This article is from the archives of the UB Reporter.
News

Briefs

Published: May 26, 2011

  • UB Law to dedicate conference center

    Two well-known names in the Buffalo legal community will find a permanent home in the UB Law School when the school’s Cellino and Barnes Conference Center is dedicated on May 26.

    The naming of the Law School’s fifth-floor conference center honors Ross M. Cellino Jr., ’82, and Stephen E. Barnes, ’83. Their $1 million gift in 2009, one of the largest cash gifts UB Law has received, is being invested in student scholarships, teaching technologies and improved student services.

    The conference center, one of the most elegant and widely used facilities in John Lord O’Brian Hall on the North Campus, hosts a wide variety of academic and legal conferences, seminars and continuing legal education courses. The May 26 dedication ceremony, which begins at 5:30 p.m., will feature remarks by, among others, Law School Dean Makau W. Mutua and the honorees.

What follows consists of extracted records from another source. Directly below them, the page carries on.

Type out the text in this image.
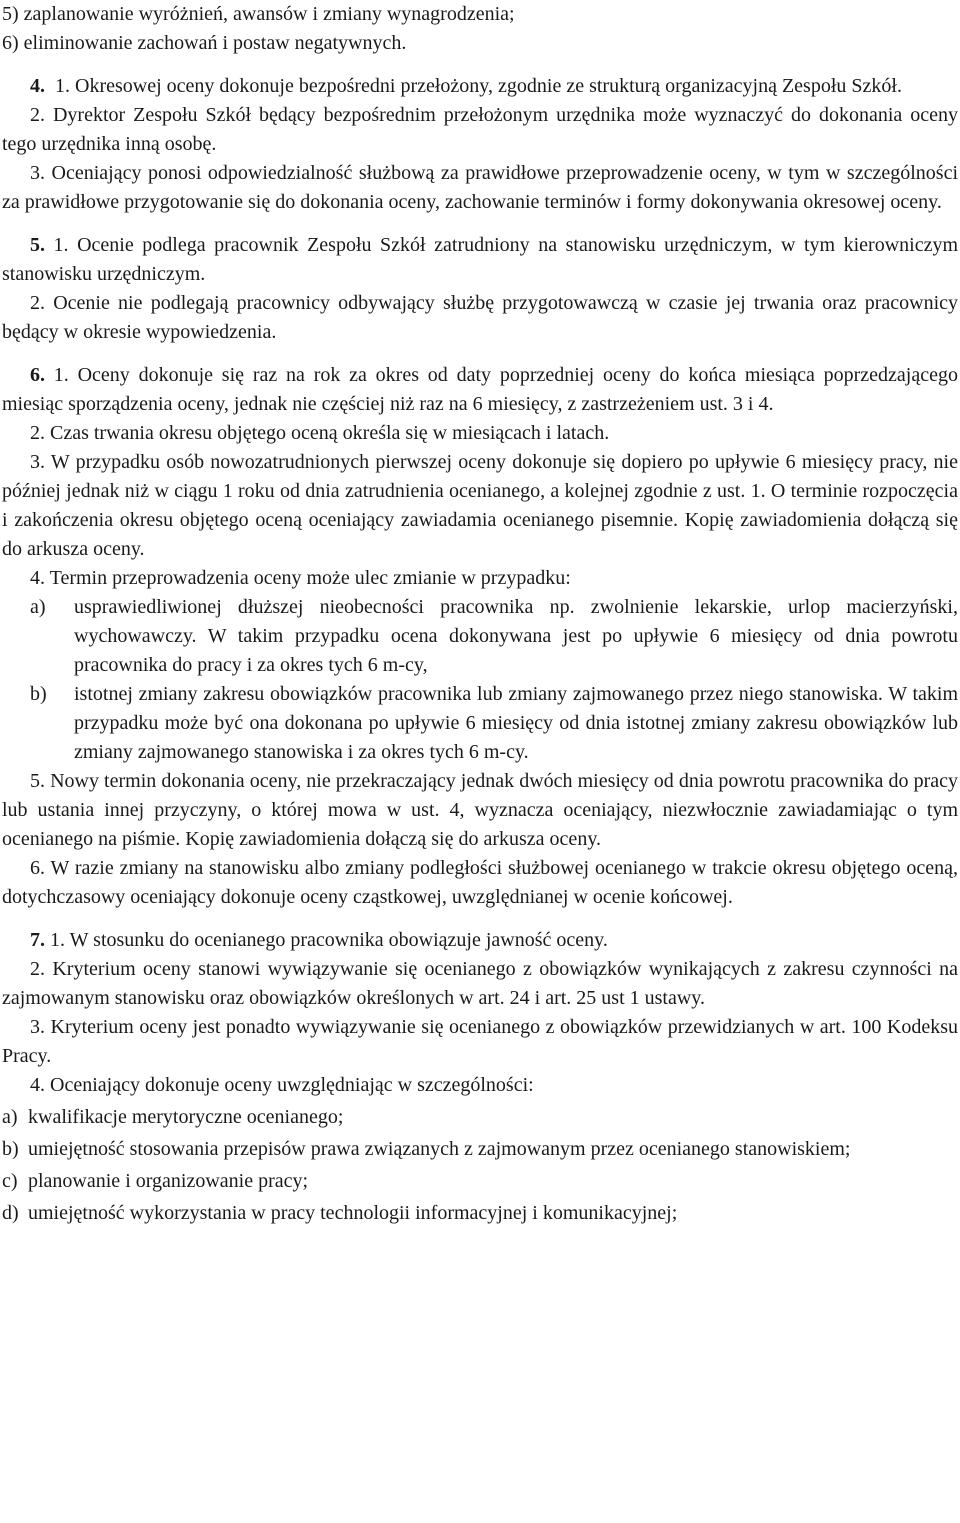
5) zaplanowanie wyróżnień, awansów i zmiany wynagrodzenia;

6) eliminowanie zachowań i postaw negatywnych.

4. 1. Okresowej oceny dokonuje bezpośredni przełożony, zgodnie ze strukturą organizacyjną Zespołu Szkół.

2. Dyrektor Zespołu Szkół będący bezpośrednim przełożonym urzędnika może wyznaczyć do dokonania oceny tego urzędnika inną osobę.

3. Oceniający ponosi odpowiedzialność służbową za prawidłowe przeprowadzenie oceny, w tym w szczególności za prawidłowe przygotowanie się do dokonania oceny, zachowanie terminów i formy dokonywania okresowej oceny.

5. 1. Ocenie podlega pracownik Zespołu Szkół zatrudniony na stanowisku urzędniczym, w tym kierowniczym stanowisku urzędniczym.

2. Ocenie nie podlegają pracownicy odbywający służbę przygotowawczą w czasie jej trwania oraz pracownicy będący w okresie wypowiedzenia.

6. 1. Oceny dokonuje się raz na rok za okres od daty poprzedniej oceny do końca miesiąca poprzedzającego miesiąc sporządzenia oceny, jednak nie częściej niż raz na 6 miesięcy, z zastrzeżeniem ust. 3 i 4.

2. Czas trwania okresu objętego oceną określa się w miesiącach i latach.

3. W przypadku osób nowozatrudnionych pierwszej oceny dokonuje się dopiero po upływie 6 miesięcy pracy, nie później jednak niż w ciągu 1 roku od dnia zatrudnienia ocenianego, a kolejnej zgodnie z ust. 1. O terminie rozpoczęcia i zakończenia okresu objętego oceną oceniający zawiadamia ocenianego pisemnie. Kopię zawiadomienia dołączą się do arkusza oceny.

4. Termin przeprowadzenia oceny może ulec zmianie w przypadku:

a)	usprawiedliwionej dłuższej nieobecności pracownika np. zwolnienie lekarskie, urlop macierzyński, wychowawczy. W takim przypadku ocena dokonywana jest po upływie 6 miesięcy od dnia powrotu pracownika do pracy i za okres tych 6 m-cy,
b)	istotnej zmiany zakresu obowiązków pracownika lub zmiany zajmowanego przez niego stanowiska. W takim przypadku może być ona dokonana po upływie 6 miesięcy od dnia istotnej zmiany zakresu obowiązków lub zmiany zajmowanego stanowiska i za okres tych 6 m-cy.

5. Nowy termin dokonania oceny, nie przekraczający jednak dwóch miesięcy od dnia powrotu pracownika do pracy lub ustania innej przyczyny, o której mowa w ust. 4, wyznacza oceniający, niezwłocznie zawiadamiając o tym ocenianego na piśmie. Kopię zawiadomienia dołączą się do arkusza oceny.

6. W razie zmiany na stanowisku albo zmiany podległości służbowej ocenianego w trakcie okresu objętego oceną, dotychczasowy oceniający dokonuje oceny cząstkowej, uwzględnianej w ocenie końcowej.

7. 1. W stosunku do ocenianego pracownika obowiązuje jawność oceny.

2. Kryterium oceny stanowi wywiązywanie się ocenianego z obowiązków wynikających z zakresu czynności na zajmowanym stanowisku oraz obowiązków określonych w art. 24 i art. 25 ust 1 ustawy.

3. Kryterium oceny jest ponadto wywiązywanie się ocenianego z obowiązków przewidzianych w art. 100 Kodeksu Pracy.

4. Oceniający dokonuje oceny uwzględniając w szczególności:

a) kwalifikacje merytoryczne ocenianego;
b) umiejętność stosowania przepisów prawa związanych z zajmowanym przez ocenianego stanowiskiem;
c) planowanie i organizowanie pracy;
d) umiejętność wykorzystania w pracy technologii informacyjnej i komunikacyjnej;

    The UB Council, in its conference center naming proclamation, described Cellino and Barnes, shareholders in the Buffalo-based law firm Cellino & Barnes P.C., as “highly accomplished, successful, civic-minded attorneys who have been good friends and dedicated alumni of UB Law School.”

    Ross Cellino is serving a three-year term as a UB Law School Alumni Association director and actively participates in the school’s mentoring program. Steve Barnes, a former Marine Corps officer and Gulf War veteran, serves regularly as a judge for moot court competitions and for the oral arguments program for first-year students.

    “We made this gift because we are impressed with Dean Mutua and his vision for the school. It’s easy to be loyal to UB Law because it was good to us,” the partners said.

    “The dean has a real vision for the school and the wherewithal to make it happen,” says Barnes. “The thing that drove our final decision was his vision to propel UB Law School into a different category.”

    Said Mutua, who has set a goal of placing UB Law among the top 50 law schools in the nation: “This amazing act of philanthropy by Ross and Steve reflects a belief by two successful alumni that the Law School is headed in the right direction. It provides a wonderful resource to help us accomplish our vision of academic excellence and our bold aspirations for the future.”

  • Enter your garden in Capen Garden Walk

    UB employees who live around the South Campus are invited to enter their gardens in the 10th annual Samuel P. Capen Garden Walk, to be held from 10 a.m. to 4 p.m. July 16 in the University Heights, Buffalo, Eggertsville and Amherst neighborhoods.

    The walk, a free, self-guided tour of more than 60 private gardens and carefully nurtured public spaces, is designed to encourage neighborhood beautification and build community among neighbors.

    Gardens can be entered online until June 15. For more information, visit the Samuel P. Capen Garden Walk website.

  • Gallery presents ‘Rediscovering Identities’

    “Rediscovering Identities,” an exhibition representing a semester of research conducted by UB students enrolled in a course on museum management, is on view through Aug. 7 in the second floor of the UB Anderson Gallery.

    The exhibition is free and open to the public.

    “Rediscovering Identities” showcases how research into the function, cultural origin and provenance of such objects as a Native American ceramic vessel, an Egyptian religious idol and an Inuit ritual mask invites rediscovery of the role these artifacts play in creating cultural identities.

    The exhibition consists of seven objects selected from the Cravens Collection, a collection of 1,100 archaeological and ethnographic objects from around the world—some dating as far back as 4,500 BC—donated by philanthropist Annette Cravens.

    “Rediscovering Identities” features a cross-cultural display case, as well as three-dimensional scans of the objects, which allows them to be viewed with precision from all angles.

    The UB Anderson Gallery, located at One Martha Jackson Place near Englewood and Kenmore avenues, is open from 11 a.m. to 5 p.m. Wednesday through Saturday and from 1-5 p.m. on Sunday.

  • CEL receives $55,800 grant

    The School of Management’s Center for Entrepreneurial Leadership (CEL) has received a grant of $55,800 from the Allstate Foundation for its Allstate Minority and Women Emerging Entrepreneurs program.

    The program, a joint venture by the CEL and UB’s Center for Urban Studies, is designed to help minority and women entrepreneurs move their companies to the next stage of development.

    The Allstate Foundation, a charitable organization funded by subsidiaries of Allstate Insurance Corp., provides philanthropic grants to nonprofit organizations whose programs fit within specified criteria for community development, tolerance, inclusion, diversity and economic empowerment. It has helped fund the Allstate Minority and Women Emerging Entrepreneurs program since 2005.

    “We are very grateful for the Allstate Foundation’s continuing support of the Allstate Women and Minority Emerging Entrepreneurs program,” says Thomas Ulbrich, executive director of the CEL. “This program not only benefits individual entrepreneurs, but it also helps to create viable and sustainable businesses in Western New York, strengthening the economy of our region.”

    More than 150 individuals have graduated from the program in the past seven years.